After seeing the chamber cast, it looks like .328-ish is about as large a bullet as will fit in the case neck if brass is typical thickness at the neck. That leaves an incredible amount of space around the bullet for gas to rush by and cause leading. I'd be looking to duplicate the patched, heeled, hollow base design or possibly powder-coating a heeled 8mm bullet having a .30-caliber gas check shank and check and some really deep/frequent lube grooves like a Loverin design. Squishing a bullet down .020" isn't particularly dangerous if approached cautiously, but isn't the best situation, either.

It certainly could do that too, at any rate it can only help so I might as well have a mold made with that feature. I suspect it will be hard to find someone who can make a mold like that, any ideas?

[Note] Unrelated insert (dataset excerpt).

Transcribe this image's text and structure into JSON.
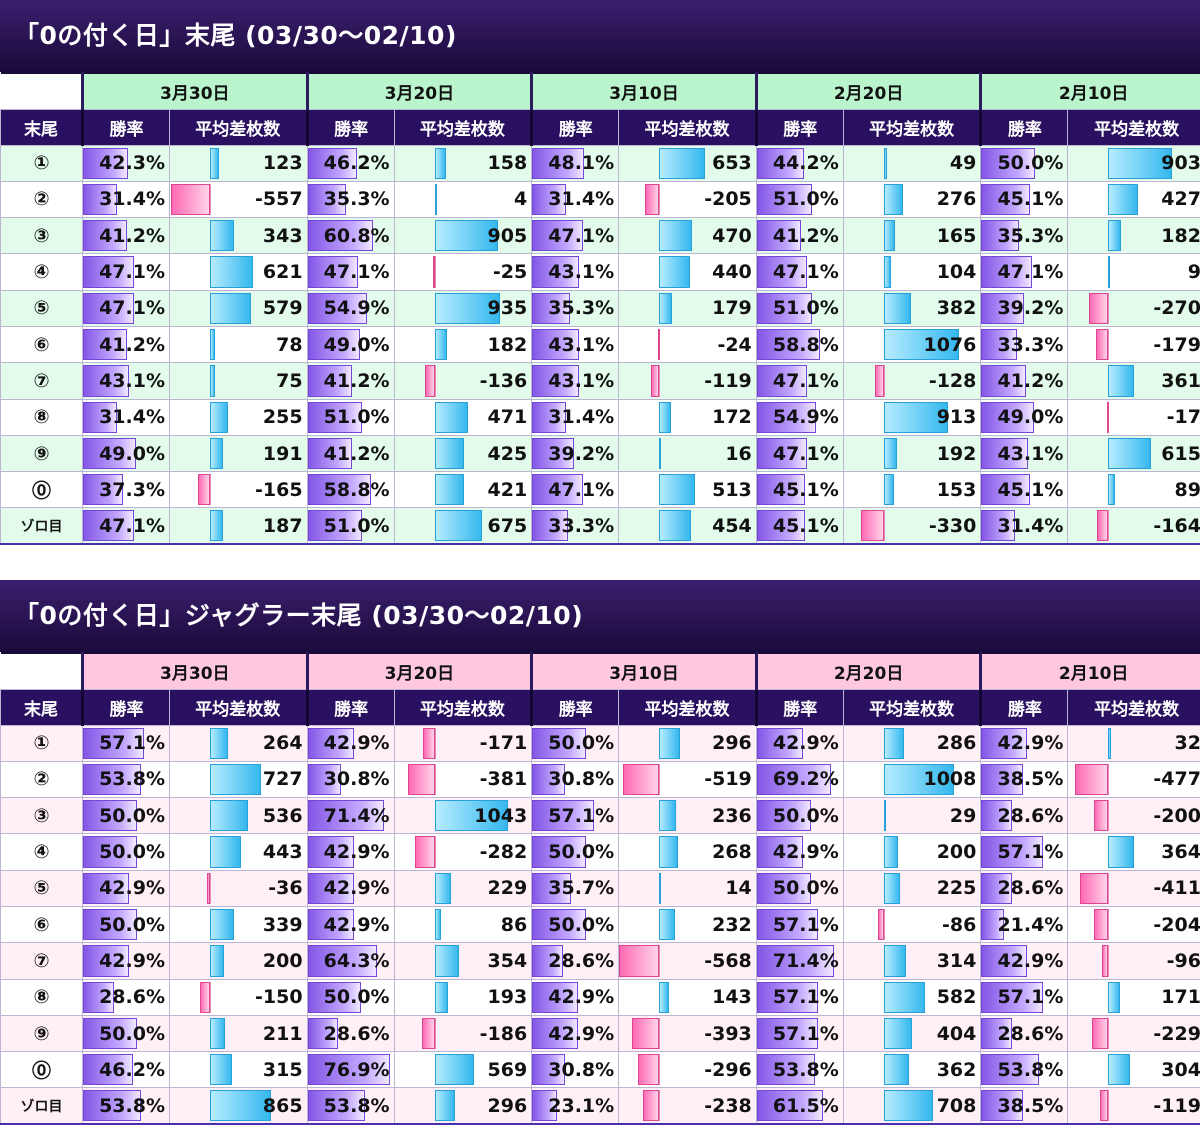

I did manage to find some dimensions for the projectile, I was wondering if I was going to have to source a cartridge and take it apart and measure myself.

OD of bullet .317
OD of heel .302
length of heel .232
OAL of bullet 1.166

I do think I will omit the steel nose cap, since I doubt that has any effect on how it shoots, probably just to increase penetration.

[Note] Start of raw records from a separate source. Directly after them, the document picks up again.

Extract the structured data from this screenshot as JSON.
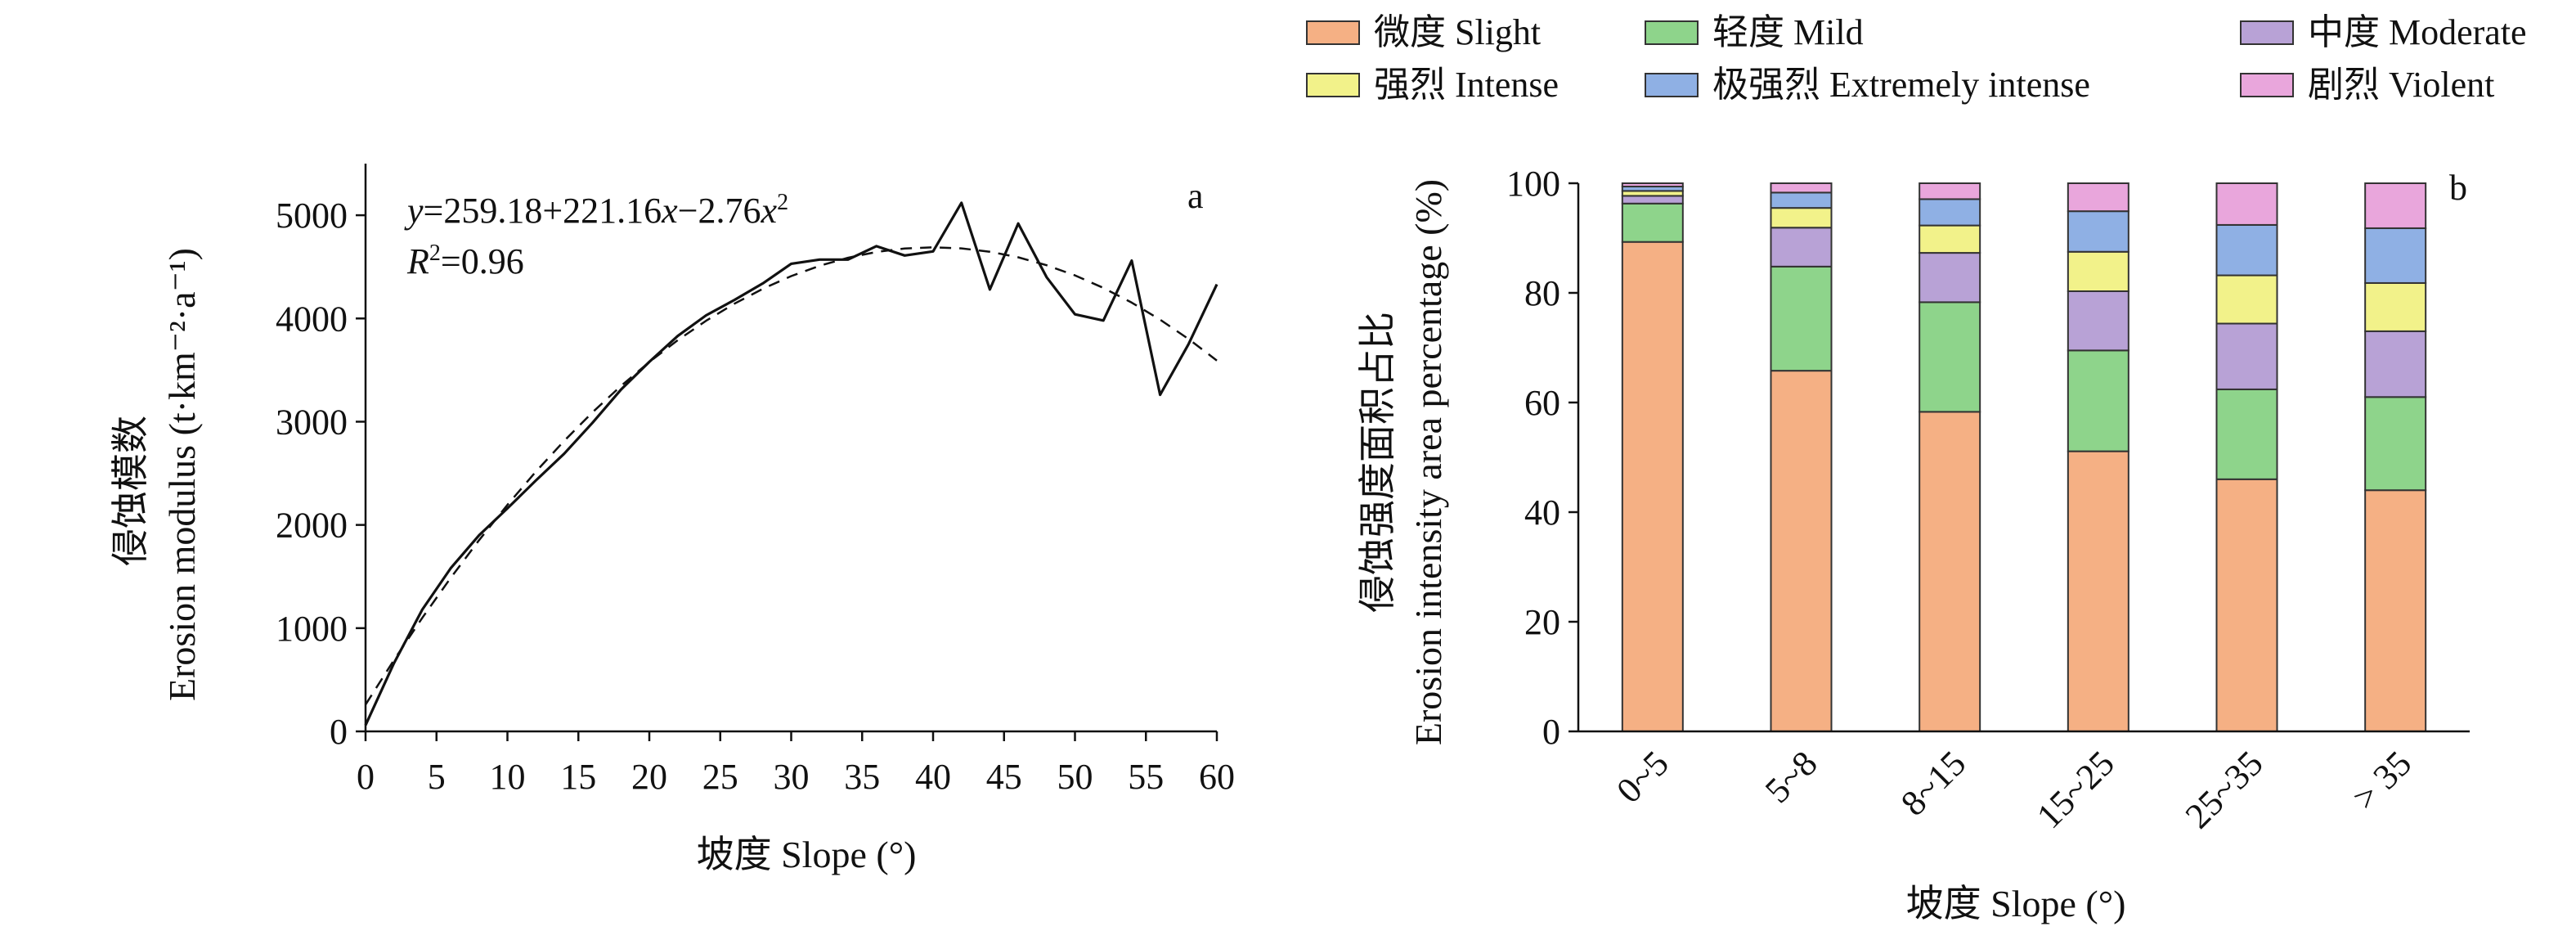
{
  "chart_data": [
    {
      "panel": "a",
      "type": "line",
      "equation": {
        "y_italic": "y",
        "eq_part1": "=259.18+221.16",
        "x_italic": "x",
        "eq_part2": "−2.76",
        "x_italic2": "x",
        "sup2": "2",
        "r_italic": "R",
        "r_sup": "2",
        "r_value": "=0.96"
      },
      "ylabel_cn": "侵蚀模数",
      "ylabel_en": "Erosion modulus (t·km⁻²·a⁻¹)",
      "xlabel": "坡度 Slope (°)",
      "xlim": [
        0,
        60
      ],
      "ylim": [
        0,
        5500
      ],
      "xticks": [
        0,
        5,
        10,
        15,
        20,
        25,
        30,
        35,
        40,
        45,
        50,
        55,
        60
      ],
      "yticks": [
        0,
        1000,
        2000,
        3000,
        4000,
        5000
      ],
      "series": [
        {
          "style": "solid",
          "x": [
            0,
            2,
            4,
            6,
            8,
            10,
            12,
            14,
            16,
            18,
            20,
            22,
            24,
            26,
            28,
            30,
            32,
            34,
            36,
            38,
            40,
            42,
            44,
            46,
            48,
            50,
            52,
            54,
            56,
            58,
            60
          ],
          "y": [
            60,
            660,
            1180,
            1580,
            1900,
            2160,
            2430,
            2690,
            2990,
            3310,
            3580,
            3830,
            4030,
            4180,
            4340,
            4530,
            4570,
            4570,
            4700,
            4610,
            4650,
            5120,
            4280,
            4920,
            4400,
            4040,
            3980,
            4560,
            3260,
            3750,
            4330
          ]
        },
        {
          "style": "dashed",
          "x": [
            0,
            2,
            4,
            6,
            8,
            10,
            12,
            14,
            16,
            18,
            20,
            22,
            24,
            26,
            28,
            30,
            32,
            34,
            36,
            38,
            40,
            42,
            44,
            46,
            48,
            50,
            52,
            54,
            56,
            58,
            60
          ],
          "y": [
            259.18,
            690.46,
            1099.66,
            1486.78,
            1851.82,
            2194.78,
            2515.66,
            2814.46,
            3091.18,
            3345.82,
            3578.38,
            3788.86,
            3977.26,
            4143.58,
            4287.82,
            4409.98,
            4510.06,
            4588.06,
            4643.98,
            4677.82,
            4689.58,
            4679.26,
            4646.86,
            4592.38,
            4515.82,
            4417.18,
            4296.46,
            4153.66,
            3988.78,
            3801.82,
            3592.78
          ]
        }
      ]
    },
    {
      "panel": "b",
      "type": "bar",
      "stacked": true,
      "ylabel_cn": "侵蚀强度面积占比",
      "ylabel_en": "Erosion intensity area percentage (%)",
      "xlabel": "坡度 Slope (°)",
      "ylim": [
        0,
        100
      ],
      "yticks": [
        0,
        20,
        40,
        60,
        80,
        100
      ],
      "categories": [
        "0~5",
        "5~8",
        "8~15",
        "15~25",
        "25~35",
        "> 35"
      ],
      "series": [
        {
          "name": "微度 Slight",
          "color": "#F5B084",
          "values": [
            89.3,
            65.8,
            58.3,
            51.1,
            46.0,
            44.0
          ]
        },
        {
          "name": "轻度 Mild",
          "color": "#8ED48B",
          "values": [
            7.0,
            19.0,
            20.0,
            18.4,
            16.4,
            17.0
          ]
        },
        {
          "name": "中度 Moderate",
          "color": "#B8A2D6",
          "values": [
            1.4,
            7.1,
            9.0,
            10.8,
            12.0,
            12.0
          ]
        },
        {
          "name": "强烈 Intense",
          "color": "#F2F28A",
          "values": [
            0.9,
            3.6,
            5.0,
            7.2,
            8.8,
            8.8
          ]
        },
        {
          "name": "极强烈 Extremely intense",
          "color": "#8FB0E4",
          "values": [
            0.8,
            2.8,
            4.8,
            7.4,
            9.2,
            10.0
          ]
        },
        {
          "name": "剧烈 Violent",
          "color": "#E9A6DC",
          "values": [
            0.6,
            1.7,
            2.9,
            5.1,
            7.6,
            8.2
          ]
        }
      ],
      "legend": {
        "position": "top",
        "columns": 3
      }
    }
  ],
  "labels": {
    "panel_a": "a",
    "panel_b": "b"
  }
}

Paper adds .006 to the diameters, 2 wraps of .0015 each, which is thin paper.
 

fiver

Well-Known Member
you also have the option of using the nose to fill across that gap and ignore it from there.
this is what the ranch dog molds designed for the marlin rifles do.

after working one Marlin over from front to back and then contacting Michael when he was just getting his designs going.
I talked to him about my impressions of the whole thing, and he had come to the same basic conclusions.
I didn't use one of his molds to solve my problem, but I did pretty much use the same solution, and got the same results.
 

Ian

Notorious member
Yup, but the Marlin only had about a quarter inch of empty cavern to span (mine did, anyway) but this is like nearly an inch. Maybe a reaalllllllly long, torpedo-shaped bullet, about .315" diameter, to stretch across the gap and make the nose plug the bore against gas escape right from the beginning.

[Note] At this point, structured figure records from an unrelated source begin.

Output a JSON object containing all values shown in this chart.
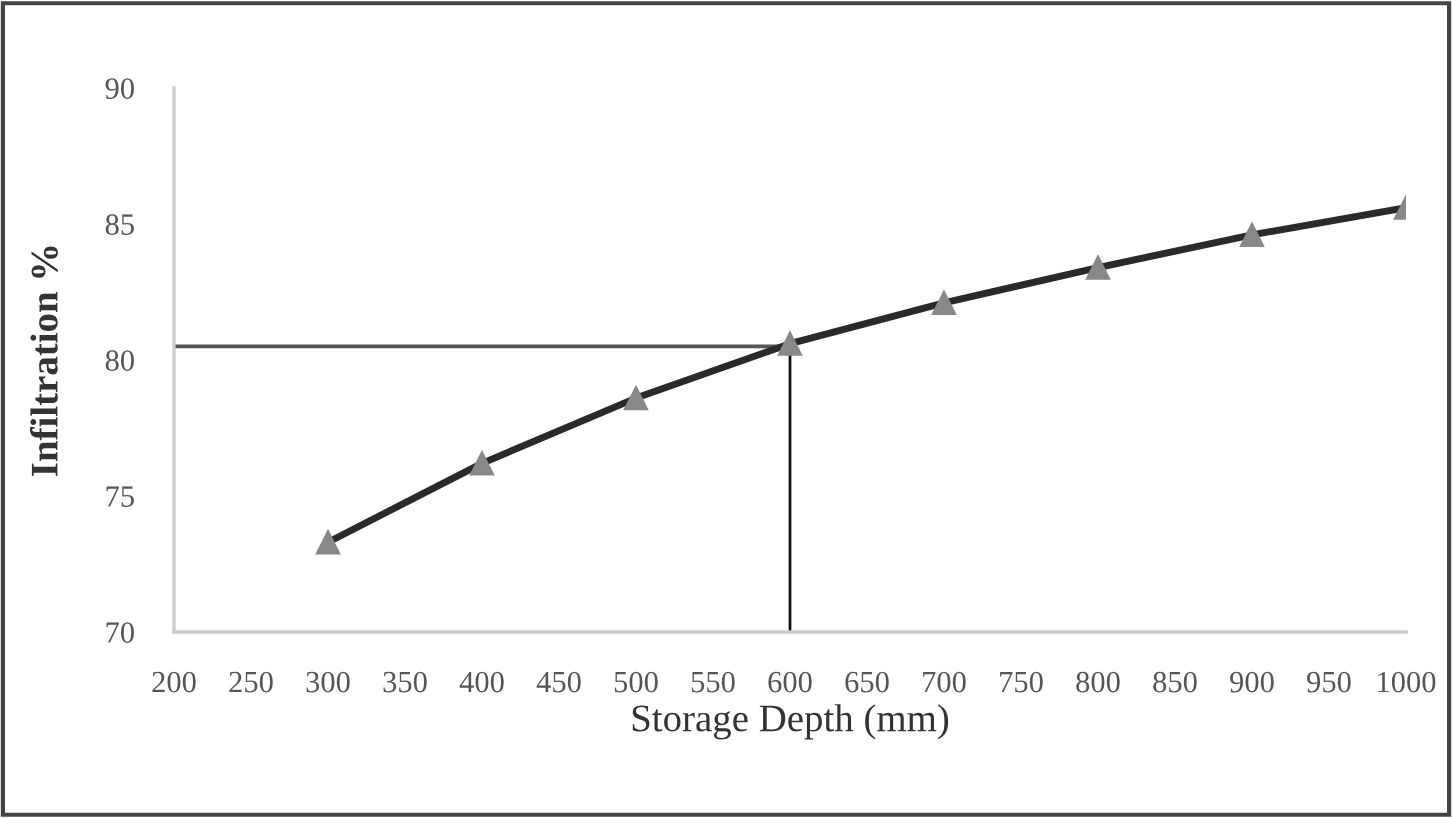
{
  "chart_data": {
    "type": "line",
    "xlabel": "Storage Depth (mm)",
    "ylabel": "Infiltration %",
    "x": [
      300,
      400,
      500,
      600,
      700,
      800,
      900,
      1000
    ],
    "series": [
      {
        "color": "#2a2a2a",
        "values": [
          73.3,
          76.2,
          78.6,
          80.6,
          82.1,
          83.4,
          84.6,
          85.6
        ]
      }
    ],
    "xlim": [
      200,
      1000
    ],
    "xticks": [
      200,
      250,
      300,
      350,
      400,
      450,
      500,
      550,
      600,
      650,
      700,
      750,
      800,
      850,
      900,
      950,
      1000
    ],
    "ylim": [
      70,
      90
    ],
    "yticks": [
      70,
      75,
      80,
      85,
      90
    ],
    "ref_lines": [
      {
        "axis": "y",
        "value": 80.5,
        "color": "#555555"
      },
      {
        "axis": "x",
        "value": 600,
        "color": "#111111"
      }
    ],
    "marker": "triangle",
    "grid": false
  }
}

Another solution that may not involve a HB bullet mould could involve compacting shot buffer, but man that shoulder angle....
 

jordanka16

Active Member
I certainly plan to try other solutions, especially for more informal shooting, but I know myself, and I wont be satisfied until I can get as close as possible to the original ammo. I think a nose pour hollow base would work the best, but I'm willing to try a flat base, especially if it would lower the costs.

Any recommendations on a mold maker to use for either of those?
 

fiver

Well-Known Member
I know that Tom has a tapered Loverign design with gas check that makes 314 easy enough and weighs in at about 220grs.
I have one on hand.
I haven't messed with it much cause the 314299 I got jumps the gap and shoots just fine in the Argie's.